Juntando mil Bolsonaros, incluindo o pai, os filhos e os assemelhados que estiverem por perto, não se forma a metade de um Hitler ou de um Stalin.

Bolsonaro é um ogro, um fenômeno nacional que acaba por desmascarar o que é o Brasil, mas não é um líder mundial. Ah, dirão, mas Felipe Neto também não tem reconhecimento mundial.

Não é a mesma coisa. Felipe está ao lado de ícones pelo reconhecimento do que fazem em suas áreas. É um fenômeno de comunicação em seu país.

Bolsonaro está entre nomes que se projetaram para fora. Até Trump deve estar envergonhado de aparecer ao lado do seu vassalo na América do Sul.

Bolsonaro é apenas um mandalete de Trump. A Time o escolheu para ter alguém da América do Sul, de preferência do Brasil, pela mediocridade geral de outros nomes da direita na região.

Fez a escolha pela controvérsia, para causar espanto.

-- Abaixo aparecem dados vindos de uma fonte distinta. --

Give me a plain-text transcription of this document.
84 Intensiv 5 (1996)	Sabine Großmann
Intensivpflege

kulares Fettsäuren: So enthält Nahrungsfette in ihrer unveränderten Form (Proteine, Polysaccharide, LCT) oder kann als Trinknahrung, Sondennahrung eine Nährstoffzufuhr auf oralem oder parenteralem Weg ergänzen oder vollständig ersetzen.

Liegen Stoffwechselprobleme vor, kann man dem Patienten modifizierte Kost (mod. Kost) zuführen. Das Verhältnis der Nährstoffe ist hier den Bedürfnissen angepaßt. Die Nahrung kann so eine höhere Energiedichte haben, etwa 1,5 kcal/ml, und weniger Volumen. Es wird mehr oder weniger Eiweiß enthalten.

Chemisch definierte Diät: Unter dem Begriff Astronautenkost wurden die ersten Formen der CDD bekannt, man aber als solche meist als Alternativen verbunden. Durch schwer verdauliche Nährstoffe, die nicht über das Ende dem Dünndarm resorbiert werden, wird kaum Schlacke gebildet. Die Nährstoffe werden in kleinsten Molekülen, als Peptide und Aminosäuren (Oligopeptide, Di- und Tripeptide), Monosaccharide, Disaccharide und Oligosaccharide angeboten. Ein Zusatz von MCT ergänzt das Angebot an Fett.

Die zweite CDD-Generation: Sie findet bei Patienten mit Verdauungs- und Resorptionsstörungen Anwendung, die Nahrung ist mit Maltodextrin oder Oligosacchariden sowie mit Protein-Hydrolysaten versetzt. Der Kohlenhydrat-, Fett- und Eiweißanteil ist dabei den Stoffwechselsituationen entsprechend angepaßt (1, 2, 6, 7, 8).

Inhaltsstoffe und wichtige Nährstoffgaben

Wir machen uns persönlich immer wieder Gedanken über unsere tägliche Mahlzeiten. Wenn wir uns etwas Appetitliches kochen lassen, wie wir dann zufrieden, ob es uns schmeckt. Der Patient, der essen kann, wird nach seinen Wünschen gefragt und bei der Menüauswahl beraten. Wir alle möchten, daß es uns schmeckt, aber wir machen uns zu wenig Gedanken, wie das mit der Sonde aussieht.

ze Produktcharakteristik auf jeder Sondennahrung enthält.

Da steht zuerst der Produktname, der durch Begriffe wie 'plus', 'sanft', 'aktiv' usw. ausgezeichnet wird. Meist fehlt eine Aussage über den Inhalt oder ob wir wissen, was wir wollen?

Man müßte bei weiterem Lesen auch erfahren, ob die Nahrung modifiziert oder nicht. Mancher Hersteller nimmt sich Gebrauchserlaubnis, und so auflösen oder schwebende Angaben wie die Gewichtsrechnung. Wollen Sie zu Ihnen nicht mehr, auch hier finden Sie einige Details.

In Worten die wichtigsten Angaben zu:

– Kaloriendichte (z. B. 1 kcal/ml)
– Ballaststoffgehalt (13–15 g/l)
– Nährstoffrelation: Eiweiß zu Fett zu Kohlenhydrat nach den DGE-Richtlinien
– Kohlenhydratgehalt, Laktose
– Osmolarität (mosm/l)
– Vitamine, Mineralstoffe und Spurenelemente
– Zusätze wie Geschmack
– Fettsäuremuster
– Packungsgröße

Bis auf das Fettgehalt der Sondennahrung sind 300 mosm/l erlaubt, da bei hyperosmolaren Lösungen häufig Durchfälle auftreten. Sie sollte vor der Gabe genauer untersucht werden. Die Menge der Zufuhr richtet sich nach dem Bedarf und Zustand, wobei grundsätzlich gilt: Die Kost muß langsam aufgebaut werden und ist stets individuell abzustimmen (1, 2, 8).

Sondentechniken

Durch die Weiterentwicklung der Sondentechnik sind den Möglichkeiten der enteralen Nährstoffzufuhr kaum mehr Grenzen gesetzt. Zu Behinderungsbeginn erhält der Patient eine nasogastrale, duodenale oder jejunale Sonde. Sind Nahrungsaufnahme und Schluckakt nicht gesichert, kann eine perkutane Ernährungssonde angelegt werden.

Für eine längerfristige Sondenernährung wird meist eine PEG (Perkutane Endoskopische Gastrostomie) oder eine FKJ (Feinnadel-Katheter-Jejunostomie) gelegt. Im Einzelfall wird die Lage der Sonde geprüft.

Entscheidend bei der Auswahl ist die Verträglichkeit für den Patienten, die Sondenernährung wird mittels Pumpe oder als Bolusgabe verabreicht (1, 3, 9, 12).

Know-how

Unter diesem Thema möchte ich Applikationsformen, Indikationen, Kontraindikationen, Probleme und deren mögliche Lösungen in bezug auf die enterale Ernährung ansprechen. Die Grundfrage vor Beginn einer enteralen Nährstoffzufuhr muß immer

Colocou o sujeito na página online ao lado de Joe Biden e de Angela Merkel. É uma ofensa. O discurso de colegial mentiroso na ONU mostrou que Bolsonaro nunca será um líder.

A lista da Time denuncia a caduquice de um certo jornalismo que ainda sobrevive dos restos do que já foi uma grife. Bolsonaro e a Time se merecem.

No ano que vem, a revista pode aparecer com Damares Alves na lista das 100 personalidades. Não duvidem. Se não for a Damares, pode ser o Carluxo.